Two presentations entitled “The use of stable mercury isotopes in environmental studies” and “Assessing the fate for contaminants of concern through whole ecosystem experiments” were introduced by Prof. Holger Hintelmann.
In the presentation of “The use of stable mercury isotopes in environmental studies”, Prof. Holger Hintelmann first introduced the METAALICUS experiment. Isotope enriched mercury was used in METAALICUS (Mercury Experiment To Assess Atmospheric Loading in Canada and the US) which demonstrated that doubling the atmospheric load to the lake surface has increased mercury in fish by 60% within 6 years. After stoppage of mercury additions, levels in small fish declined rapidly, but large fish remained at elevated levels for multiple years. Prof. Holger Hintelmann then introduced the application of mercury isotope signatures as source tracers. To assess the temporal and spatial variation of Hg pollution, water and sediments downwind/downstream of point sources have been measured. For example, mercury emissions from a large smelter in central Canada are characterized by distinct Hg isotopic fingerprints. The δ202Hg in sediments of the lake closest to the source ranged from -0.67 to -1.48 ‰, while Hg in the core furthest away varied from -1.44 to -2.71 ‰. Depth profiles showed similar trends with oldest sediments at all location having more negative isotope ratios. While recent sediments affected by the pollution sources are characterized by more positive values.
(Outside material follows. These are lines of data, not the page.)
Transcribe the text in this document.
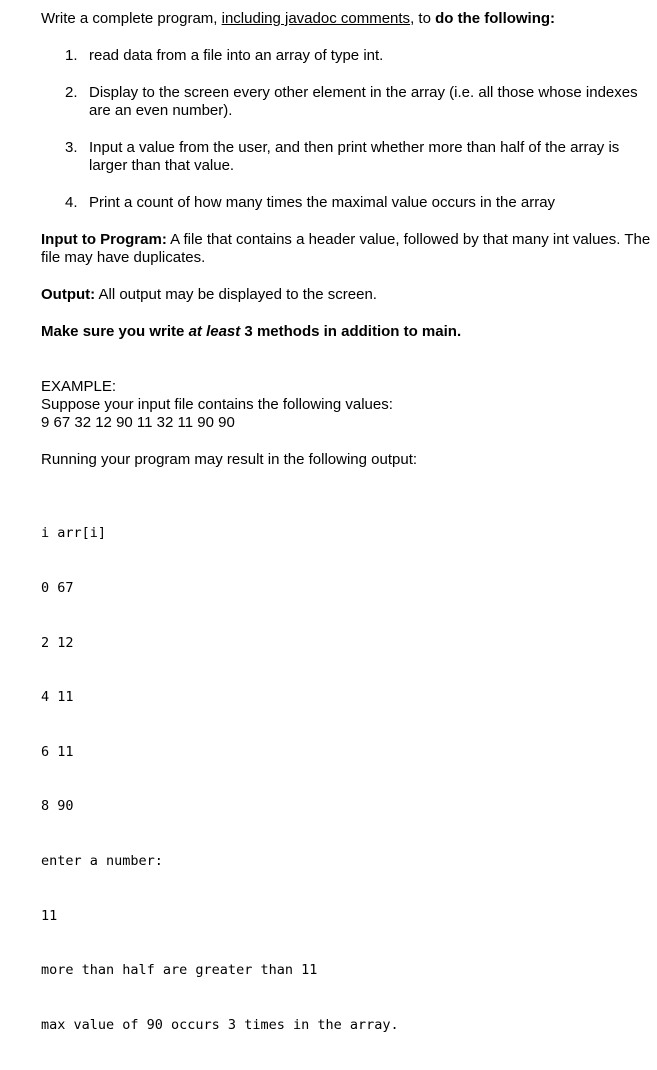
Write a complete program, including javadoc comments, to do the following:

1. read data from a file into an array of type int.
2. Display to the screen every other element in the array (i.e. all those whose indexes are an even number).
3. Input a value from the user, and then print whether more than half of the array is larger than that value.
4. Print a count of how many times the maximal value occurs in the array

Input to Program: A file that contains a header value, followed by that many int values. The file may have duplicates.

Output: All output may be displayed to the screen.

Make sure you write at least 3 methods in addition to main.

EXAMPLE:
Suppose your input file contains the following values:
9 67 32 12 90 11 32 11 90 90

Running your program may result in the following output:

i arr[i]

0 67

2 12

4 11

6 11

8 90

enter a number:

11

more than half are greater than 11

max value of 90 occurs 3 times in the array.
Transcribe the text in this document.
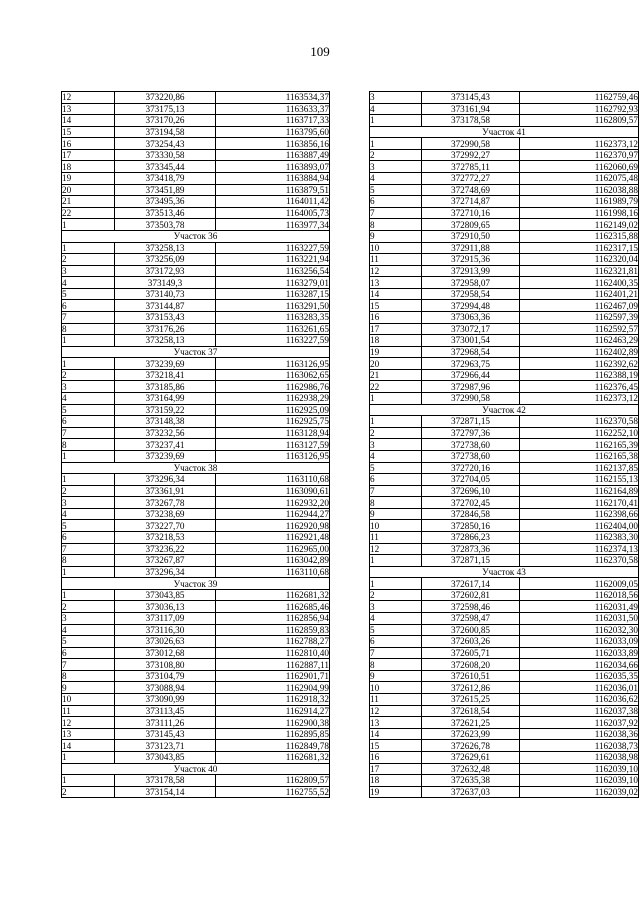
109
12	373220,86	1163534,37
13	373175,13	1163633,37
14	373170,26	1163717,33
15	373194,58	1163795,60
16	373254,43	1163856,16
17	373330,58	1163887,49
18	373345,44	1163893,07
19	373418,79	1163884,94
20	373451,89	1163879,51
21	373495,36	1164011,42
22	373513,46	1164005,73
1	373503,78	1163977,34
Участок 36		
1	373258,13	1163227,59
2	373256,09	1163221,94
3	373172,93	1163256,54
4	373149,3	1163279,01
5	373140,73	1163287,15
6	373144,87	1163291,50
7	373153,43	1163283,35
8	373176,26	1163261,65
1	373258,13	1163227,59
Участок 37		
1	373239,69	1163126,95
2	373218,41	1163062,65
3	373185,86	1162986,76
4	373164,99	1162938,29
5	373159,22	1162925,09
6	373148,38	1162925,75
7	373232,56	1163128,94
8	373237,41	1163127,59
1	373239,69	1163126,95
Участок 38		
1	373296,34	1163110,68
2	373361,91	1163090,61
3	373267,78	1162932,20
4	373238,69	1162944,27
5	373227,70	1162920,98
6	373218,53	1162921,48
7	373236,22	1162965,00
8	373267,87	1163042,89
1	373296,34	1163110,68
Участок 39		
1	373043,85	1162681,32
2	373036,13	1162685,46
3	373117,09	1162856,94
4	373116,30	1162859,83
5	373026,63	1162788,27
6	373012,68	1162810,40
7	373108,80	1162887,11
8	373104,79	1162901,71
9	373088,94	1162904,99
10	373090,99	1162918,32
11	373113,45	1162914,27
12	373111,26	1162900,38
13	373145,43	1162895,85
14	373123,71	1162849,78
1	373043,85	1162681,32
Участок 40		
1	373178,58	1162809,57
2	373154,14	1162755,52
3	373145,43	1162759,46
4	373161,94	1162792,93
1	373178,58	1162809,57
Участок 41		
1	372990,58	1162373,12
2	372992,27	1162370,97
3	372785,11	1162060,69
4	372772,27	1162075,48
5	372748,69	1162038,88
6	372714,87	1161989,79
7	372710,16	1161998,16
8	372809,65	1162149,02
9	372910,50	1162315,88
10	372911,88	1162317,15
11	372915,36	1162320,04
12	372913,99	1162321,81
13	372958,07	1162400,35
14	372958,54	1162401,21
15	372994,48	1162467,09
16	373063,36	1162597,39
17	373072,17	1162592,57
18	373001,54	1162463,29
19	372968,54	1162402,89
20	372963,75	1162392,62
21	372966,44	1162388,19
22	372987,96	1162376,45
1	372990,58	1162373,12
Участок 42		
1	372871,15	1162370,58
2	372797,36	1162252,10
3	372738,60	1162165,39
4	372738,60	1162165,38
5	372720,16	1162137,85
6	372704,05	1162155,13
7	372696,10	1162164,89
8	372702,45	1162170,41
9	372846,58	1162398,66
10	372850,16	1162404,00
11	372866,23	1162383,30
12	372873,36	1162374,13
1	372871,15	1162370,58
Участок 43		
1	372617,14	1162009,05
2	372602,81	1162018,56
3	372598,46	1162031,49
4	372598,47	1162031,50
5	372600,85	1162032,30
6	372603,26	1162033,09
7	372605,71	1162033,89
8	372608,20	1162034,66
9	372610,51	1162035,35
10	372612,86	1162036,01
11	372615,25	1162036,62
12	372618,54	1162037,38
13	372621,25	1162037,92
14	372623,99	1162038,36
15	372626,78	1162038,73
16	372629,61	1162038,98
17	372632,48	1162039,10
18	372635,38	1162039,10
19	372637,03	1162039,02
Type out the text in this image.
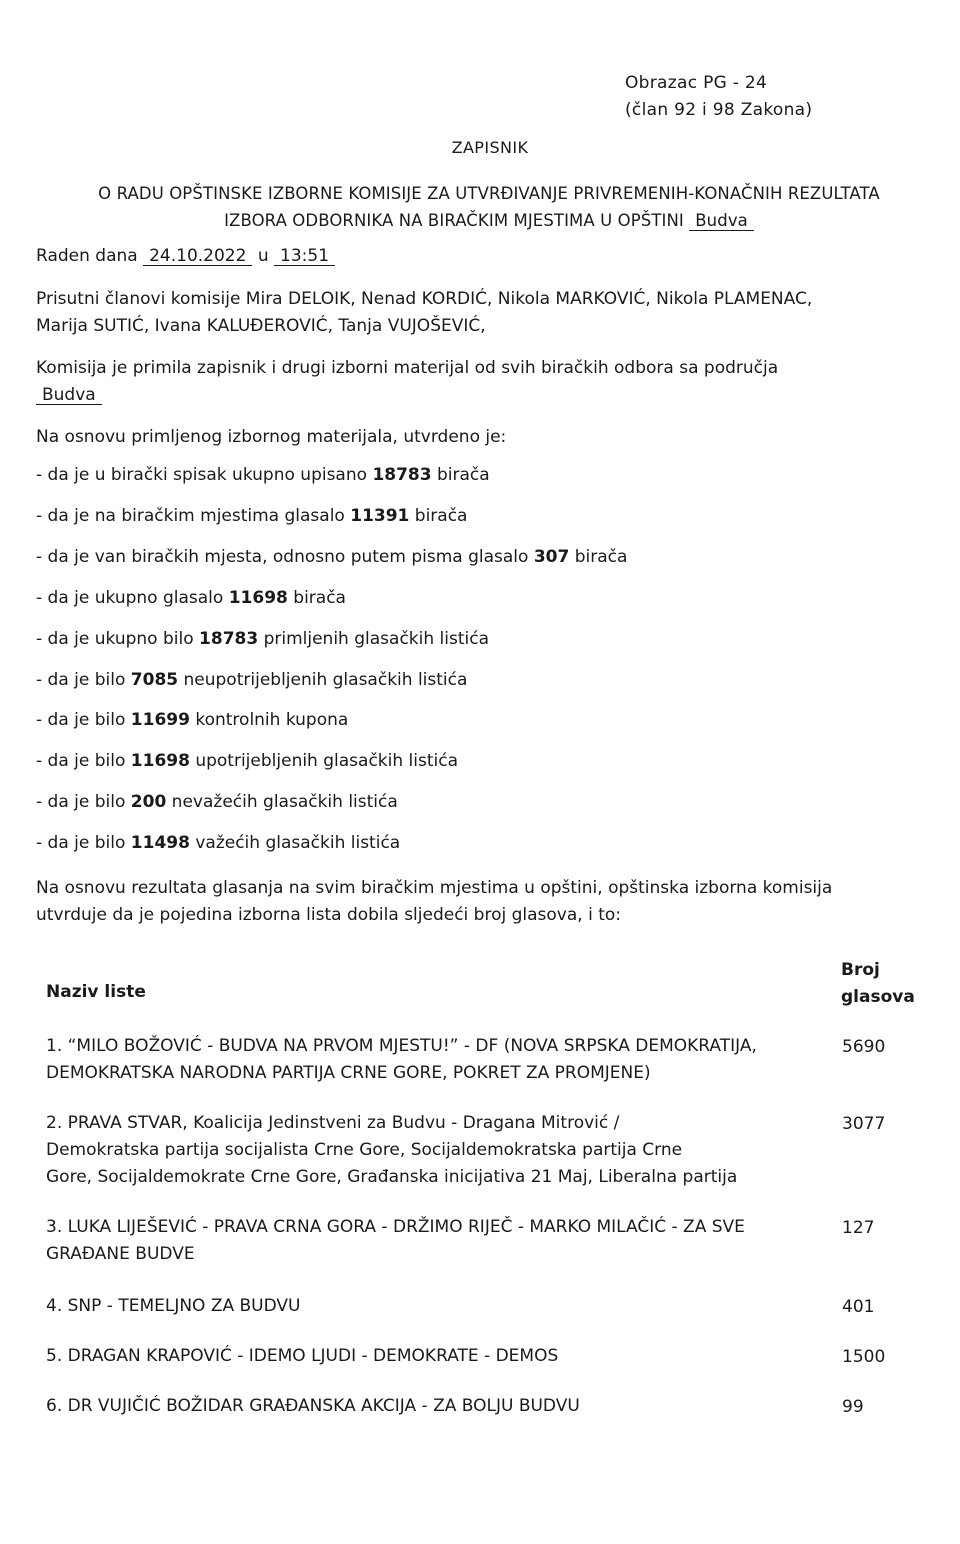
Obrazac PG - 24
(član 92 i 98 Zakona)
ZAPISNIK
O RADU OPŠTINSKE IZBORNE KOMISIJE ZA UTVRĐIVANJE PRIVREMENIH-KONAČNIH REZULTATA
IZBORA ODBORNIKA NA BIRAČKIM MJESTIMA U OPŠTINI Budva
Raden dana 24.10.2022 u 13:51
Prisutni članovi komisije Mira DELOIK, Nenad KORDIĆ, Nikola MARKOVIĆ, Nikola PLAMENAC,
Marija SUTIĆ, Ivana KALUĐEROVIĆ, Tanja VUJOŠEVIĆ,
Komisija je primila zapisnik i drugi izborni materijal od svih biračkih odbora sa područja
Budva
Na osnovu primljenog izbornog materijala, utvrdeno je:
- da je u birački spisak ukupno upisano 18783 birača
- da je na biračkim mjestima glasalo 11391 birača
- da je van biračkih mjesta, odnosno putem pisma glasalo 307 birača
- da je ukupno glasalo 11698 birača
- da je ukupno bilo 18783 primljenih glasačkih listića
- da je bilo 7085 neupotrijebljenih glasačkih listića
- da je bilo 11699 kontrolnih kupona
- da je bilo 11698 upotrijebljenih glasačkih listića
- da je bilo 200 nevažećih glasačkih listića
- da je bilo 11498 važećih glasačkih listića
Na osnovu rezultata glasanja na svim biračkim mjestima u opštini, opštinska izborna komisija
utvrduje da je pojedina izborna lista dobila sljedeći broj glasova, i to:
Naziv liste
Broj
glasova
1. “MILO BOŽOVIĆ - BUDVA NA PRVOM MJESTU!” - DF (NOVA SRPSKA DEMOKRATIJA,
DEMOKRATSKA NARODNA PARTIJA CRNE GORE, POKRET ZA PROMJENE)
5690
2. PRAVA STVAR, Koalicija Jedinstveni za Budvu - Dragana Mitrović /
Demokratska partija socijalista Crne Gore, Socijaldemokratska partija Crne
Gore, Socijaldemokrate Crne Gore, Građanska inicijativa 21 Maj, Liberalna partija
3077
3. LUKA LIJEŠEVIĆ - PRAVA CRNA GORA - DRŽIMO RIJEČ - MARKO MILAČIĆ - ZA SVE
GRAĐANE BUDVE
127
4. SNP - TEMELJNO ZA BUDVU	401
5. DRAGAN KRAPOVIĆ - IDEMO LJUDI - DEMOKRATE - DEMOS	1500
6. DR VUJIČIĆ BOŽIDAR GRAĐANSKA AKCIJA - ZA BOLJU BUDVU	99
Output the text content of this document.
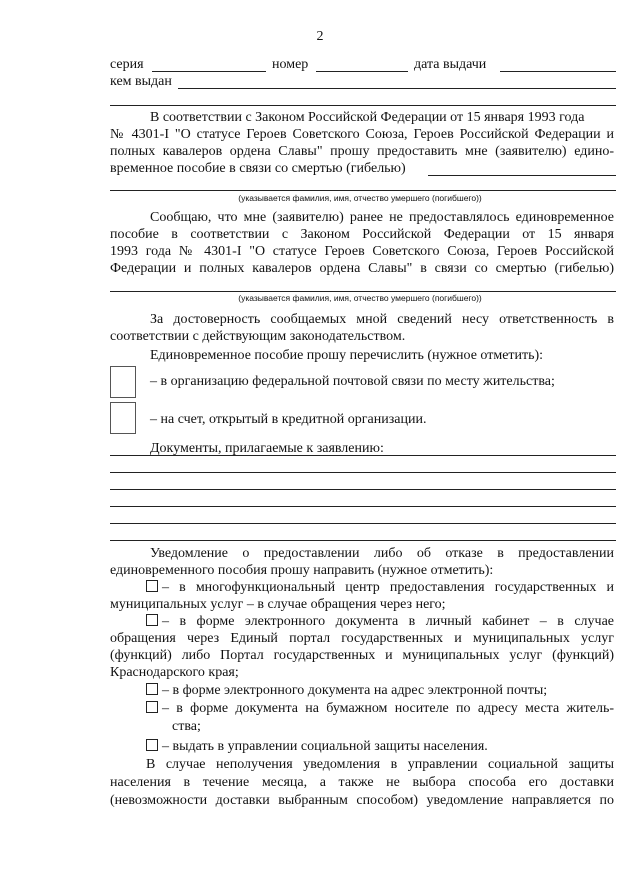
2
серия	номер	дата выдачи
кем выдан
В соответствии с Законом Российской Федерации от 15 января 1993 года
№ 4301-I "О статусе Героев Советского Союза, Героев Российской Федерации и
полных кавалеров ордена Славы" прошу предоставить мне (заявителю) едино-
временное пособие в связи со смертью (гибелью)
(указывается фамилия, имя, отчество умершего (погибшего))
Сообщаю, что мне (заявителю) ранее не предоставлялось единовременное
пособие в соответствии с Законом Российской Федерации от 15 января
1993 года № 4301-I "О статусе Героев Советского Союза, Героев Российской
Федерации и полных кавалеров ордена Славы" в связи со смертью (гибелью)
(указывается фамилия, имя, отчество умершего (погибшего))
За достоверность сообщаемых мной сведений несу ответственность в
соответствии с действующим законодательством.
Единовременное пособие прошу перечислить (нужное отметить):
– в организацию федеральной почтовой связи по месту жительства;
– на счет, открытый в кредитной организации.
Документы, прилагаемые к заявлению:
Уведомление о предоставлении либо об отказе в предоставлении
единовременного пособия прошу направить (нужное отметить):
– в многофункциональный центр предоставления государственных и
муниципальных услуг – в случае обращения через него;
– в форме электронного документа в личный кабинет – в случае
обращения через Единый портал государственных и муниципальных услуг
(функций) либо Портал государственных и муниципальных услуг (функций)
Краснодарского края;
– в форме электронного документа на адрес электронной почты;
– в форме документа на бумажном носителе по адресу места житель-
ства;
– выдать в управлении социальной защиты населения.
В случае неполучения уведомления в управлении социальной защиты
населения в течение месяца, а также не выбора способа его доставки
(невозможности доставки выбранным способом) уведомление направляется по
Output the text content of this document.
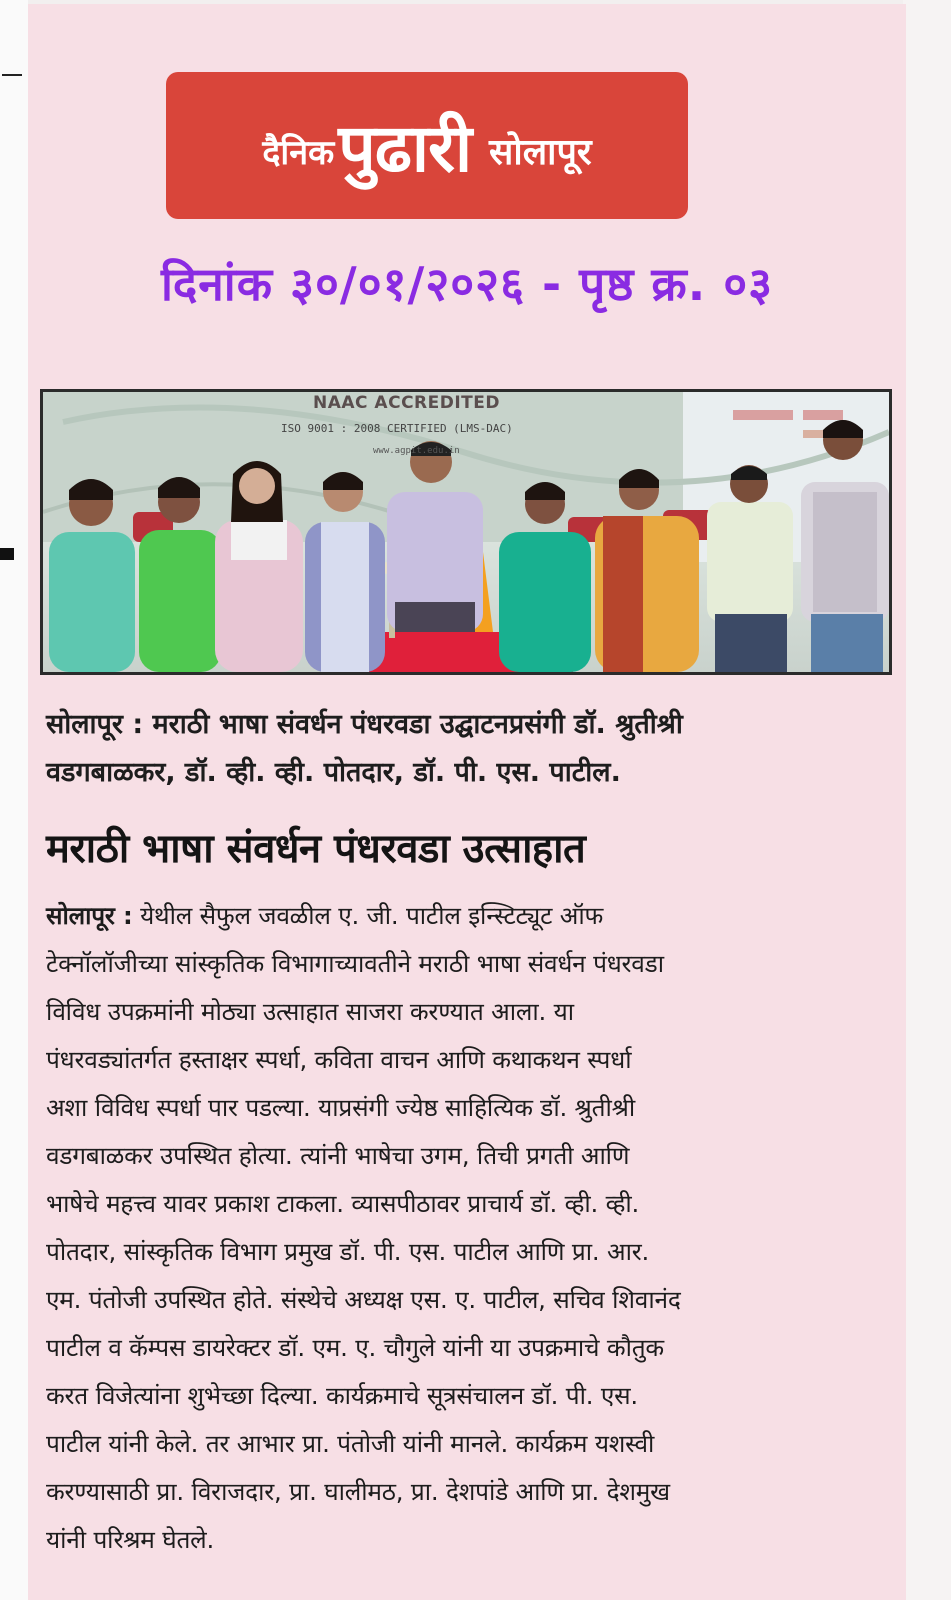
दैनिक पुढारी सोलापूर
दिनांक ३०/०१/२०२६ - पृष्ठ क्र. ०३
NAAC ACCREDITED
ISO 9001 : 2008 CERTIFIED (LMS-DAC)
www.agpit.edu.in
सोलापूर : मराठी भाषा संवर्धन पंधरवडा उद्घाटनप्रसंगी डॉ. श्रुतीश्री
वडगबाळकर, डॉ. व्ही. व्ही. पोतदार, डॉ. पी. एस. पाटील.
मराठी भाषा संवर्धन पंधरवडा उत्साहात
सोलापूर : येथील सैफुल जवळील ए. जी. पाटील इन्स्टिट्यूट ऑफ
टेक्नॉलॉजीच्या सांस्कृतिक विभागाच्यावतीने मराठी भाषा संवर्धन पंधरवडा
विविध उपक्रमांनी मोठ्या उत्साहात साजरा करण्यात आला. या
पंधरवड्यांतर्गत हस्ताक्षर स्पर्धा, कविता वाचन आणि कथाकथन स्पर्धा
अशा विविध स्पर्धा पार पडल्या. याप्रसंगी ज्येष्ठ साहित्यिक डॉ. श्रुतीश्री
वडगबाळकर उपस्थित होत्या. त्यांनी भाषेचा उगम, तिची प्रगती आणि
भाषेचे महत्त्व यावर प्रकाश टाकला. व्यासपीठावर प्राचार्य डॉ. व्ही. व्ही.
पोतदार, सांस्कृतिक विभाग प्रमुख डॉ. पी. एस. पाटील आणि प्रा. आर.
एम. पंतोजी उपस्थित होते. संस्थेचे अध्यक्ष एस. ए. पाटील, सचिव शिवानंद
पाटील व कॅम्पस डायरेक्टर डॉ. एम. ए. चौगुले यांनी या उपक्रमाचे कौतुक
करत विजेत्यांना शुभेच्छा दिल्या. कार्यक्रमाचे सूत्रसंचालन डॉ. पी. एस.
पाटील यांनी केले. तर आभार प्रा. पंतोजी यांनी मानले. कार्यक्रम यशस्वी
करण्यासाठी प्रा. विराजदार, प्रा. घालीमठ, प्रा. देशपांडे आणि प्रा. देशमुख
यांनी परिश्रम घेतले.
In the presentation of “Assessing the fate for contaminants of concern through whole ecosystem experiments”, Prof. Holger Hintelmann introduced two multi-year experiments separately investigating the environmental fate of mercury and of silver nanoparticles. He first introduced the catchment fate and distribution of mercury and the results showed that mercury mainly concentrated in the soil and evaded to the atmosphere. The LENS (Lake Ecosystem NanoSilver) study evaluated the persistence and transformation of silver nanoparticles (AgNPs) in natural lake water using various analytical techniques. Experiments were conducted, in which AgNPs was added to mesocosms and an entire lake. The fate of the added material was monitored over several years to document changes in AgNP agglomeration and dissolution over time. The results showed no discernible changes to food webs but temporarily high levels in fish liver. The results from this study emphasize that multiple analytical techniques are required in order to fully characterize AgNP transformations in the aquatic environment and to overcome the analytical limitations of each method.